Djavad Mowafaghian Centre for Brain Health, University of British Columbia, 2215 Wesbrook Mall, Vancouver, V6T 1Z7, BC, Canada.
Nat Commun. 2021 Jan 4;12(1):100. doi: 10.1038/s41467-020-20317-7.
Hippocampal synaptic plasticity includes both long-term potentiation (LTP) and long-term depression (LTD) of synaptic strength, and has been implicated in shaping place field representations that form upon initial exposure to a novel environment. However, direct evidence causally linking either LTP or LTD to place fields remains limited. Here, we show that hippocampal LTD regulates the acute formation and maintenance of place fields using electrophysiology and blocking specifically LTD in freely-moving rats. We also show that exploration of a novel environment produces a widespread and pathway specific de novo synaptic depression in the dorsal hippocampus. Furthermore, disruption of this pathway-specific synaptic depression alters both the dynamics of place field formation and the stability of the newly formed place fields, affecting spatial memory in rats. These results suggest that activity-dependent synaptic depression is required for the acquisition and maintenance of novel spatial information.

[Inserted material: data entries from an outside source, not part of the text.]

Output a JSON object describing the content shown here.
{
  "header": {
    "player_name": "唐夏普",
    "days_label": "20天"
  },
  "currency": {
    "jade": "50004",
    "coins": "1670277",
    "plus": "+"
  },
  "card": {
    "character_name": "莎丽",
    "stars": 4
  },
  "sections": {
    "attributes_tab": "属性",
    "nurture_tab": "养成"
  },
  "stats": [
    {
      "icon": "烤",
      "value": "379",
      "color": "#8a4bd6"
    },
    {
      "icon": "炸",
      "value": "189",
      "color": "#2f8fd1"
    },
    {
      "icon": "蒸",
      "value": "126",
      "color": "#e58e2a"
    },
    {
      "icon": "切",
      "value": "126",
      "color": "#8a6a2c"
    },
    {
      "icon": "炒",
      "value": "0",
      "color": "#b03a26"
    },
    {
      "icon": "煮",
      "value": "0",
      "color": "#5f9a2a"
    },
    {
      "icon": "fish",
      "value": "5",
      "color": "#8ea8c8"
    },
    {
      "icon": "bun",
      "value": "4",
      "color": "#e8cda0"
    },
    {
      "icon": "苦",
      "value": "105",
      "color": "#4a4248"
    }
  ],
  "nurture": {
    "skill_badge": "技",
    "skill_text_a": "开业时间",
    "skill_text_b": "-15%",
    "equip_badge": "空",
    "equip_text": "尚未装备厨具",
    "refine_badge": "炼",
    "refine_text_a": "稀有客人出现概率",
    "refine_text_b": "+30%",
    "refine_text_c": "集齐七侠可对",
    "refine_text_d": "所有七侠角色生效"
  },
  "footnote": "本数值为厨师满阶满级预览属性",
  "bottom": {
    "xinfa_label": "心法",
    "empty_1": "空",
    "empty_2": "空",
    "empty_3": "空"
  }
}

海马突触可塑性包括突触强度的长时程增强(LTP)和长时程抑制(LTD),并且已被牵连到在初次暴露于新环境时形成的位置场表示的塑造中。然而,直接将 LTP 或 LTD 与位置场联系起来的证据仍然有限。在这里,我们使用电生理学显示海马 LTD 调节位置场的急性形成和维持,并且在自由移动的大鼠中特异性阻断 LTD。我们还表明,探索新环境会在背侧海马中产生广泛的、特定通路的新突触抑制。此外,破坏这种通路特异性突触抑制会改变位置场形成的动态和新形成的位置场的稳定性,从而影响大鼠的空间记忆。这些结果表明,活动依赖性突触抑制是获取和维持新的空间信息所必需的。